Jeder kennt den "Jedermann" - wenn auch vermutlich in der Fassung von Hugo von Hofmannsthal. Haben Sie die Rolle schon mal gespielt?

Zajgier: Den Jedermann nicht, aber den Mammon - als Jugendlicher bei den Burgspielen Parsberg. Mit ein paar Freuden bin ich dann nach Salzburg gefahren, um dort den "Jedermann" zu gucken. Dreimal haben wir uns um Stehplatzkarten bemüht. Morgens um neun stellt man sich an, nachmittags um fünf werden die Karten ausgegeben. Zweimal hat's leider geregnet. Bei Regen wird das Stück ins Festspielhaus verlegt und da gibt's keine Stehplätze. Aber beim dritten Mal hat's geklappt.
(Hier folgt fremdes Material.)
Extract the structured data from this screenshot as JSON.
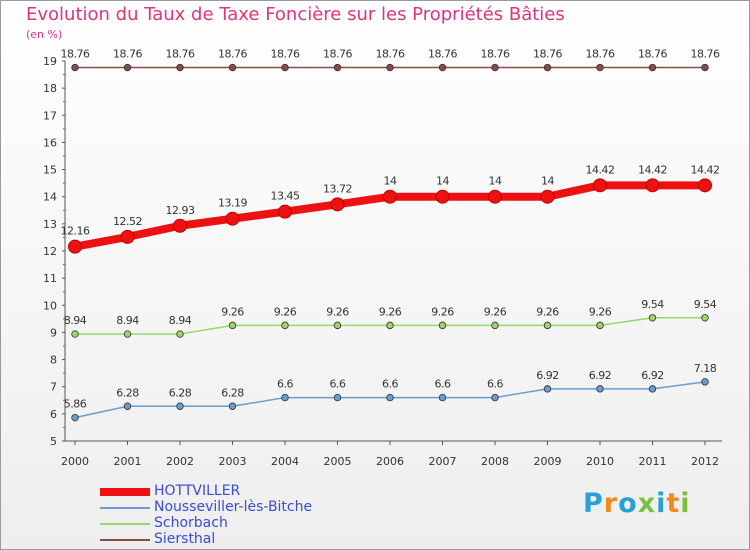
{
  "title": "Evolution du Taux de Taxe Foncière sur les Propriétés Bâties",
  "unit_label": "(en %)",
  "logo": {
    "text": "Proxiti",
    "colors": [
      "#2a9fd6",
      "#f08a1c",
      "#2a9fd6",
      "#7ac143",
      "#2a9fd6",
      "#f08a1c",
      "#7ac143"
    ]
  },
  "chart_data": {
    "type": "line",
    "title": "Evolution du Taux de Taxe Foncière sur les Propriétés Bâties",
    "ylabel": "(en %)",
    "xlabel": "",
    "x": [
      "2000",
      "2001",
      "2002",
      "2003",
      "2004",
      "2005",
      "2006",
      "2007",
      "2008",
      "2009",
      "2010",
      "2011",
      "2012"
    ],
    "ylim": [
      5,
      19
    ],
    "yticks": [
      5,
      6,
      7,
      8,
      9,
      10,
      11,
      12,
      13,
      14,
      15,
      16,
      17,
      18,
      19
    ],
    "grid": false,
    "legend_position": "bottom-left",
    "series": [
      {
        "name": "HOTTVILLER",
        "color": "#ee1111",
        "line_width": 8,
        "values": [
          12.16,
          12.52,
          12.93,
          13.19,
          13.45,
          13.72,
          14,
          14,
          14,
          14,
          14.42,
          14.42,
          14.42
        ],
        "labels": [
          "12.16",
          "12.52",
          "12.93",
          "13.19",
          "13.45",
          "13.72",
          "14",
          "14",
          "14",
          "14",
          "14.42",
          "14.42",
          "14.42"
        ]
      },
      {
        "name": "Nousseviller-lès-Bitche",
        "color": "#6a9cd0",
        "line_width": 1.5,
        "values": [
          5.86,
          6.28,
          6.28,
          6.28,
          6.6,
          6.6,
          6.6,
          6.6,
          6.6,
          6.92,
          6.92,
          6.92,
          7.18
        ],
        "labels": [
          "5.86",
          "6.28",
          "6.28",
          "6.28",
          "6.6",
          "6.6",
          "6.6",
          "6.6",
          "6.6",
          "6.92",
          "6.92",
          "6.92",
          "7.18"
        ]
      },
      {
        "name": "Schorbach",
        "color": "#9ad66a",
        "line_width": 1.5,
        "values": [
          8.94,
          8.94,
          8.94,
          9.26,
          9.26,
          9.26,
          9.26,
          9.26,
          9.26,
          9.26,
          9.26,
          9.54,
          9.54
        ],
        "labels": [
          "8.94",
          "8.94",
          "8.94",
          "9.26",
          "9.26",
          "9.26",
          "9.26",
          "9.26",
          "9.26",
          "9.26",
          "9.26",
          "9.54",
          "9.54"
        ]
      },
      {
        "name": "Siersthal",
        "color": "#8b4a4a",
        "line_width": 1.5,
        "values": [
          18.76,
          18.76,
          18.76,
          18.76,
          18.76,
          18.76,
          18.76,
          18.76,
          18.76,
          18.76,
          18.76,
          18.76,
          18.76
        ],
        "labels": [
          "18.76",
          "18.76",
          "18.76",
          "18.76",
          "18.76",
          "18.76",
          "18.76",
          "18.76",
          "18.76",
          "18.76",
          "18.76",
          "18.76",
          "18.76"
        ]
      }
    ]
  }
}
Wünscht man sich so eine Rolle?
Zajgier: Mir geht es gar nicht um bestimmte Rollen wie den Romeo oder den Hamlet oder so. Aber ich habe mich sehr gefreut über den Jedermann. Gleichzeitig denkt man dann: Ich habe ja schon mehrere große Rollen gespielt. Hoffentlich mache ich nicht das Gleiche wie bei Kreon oder bei Beckmann. Wie kitzle ich das Besondere aus jeder Figur heraus?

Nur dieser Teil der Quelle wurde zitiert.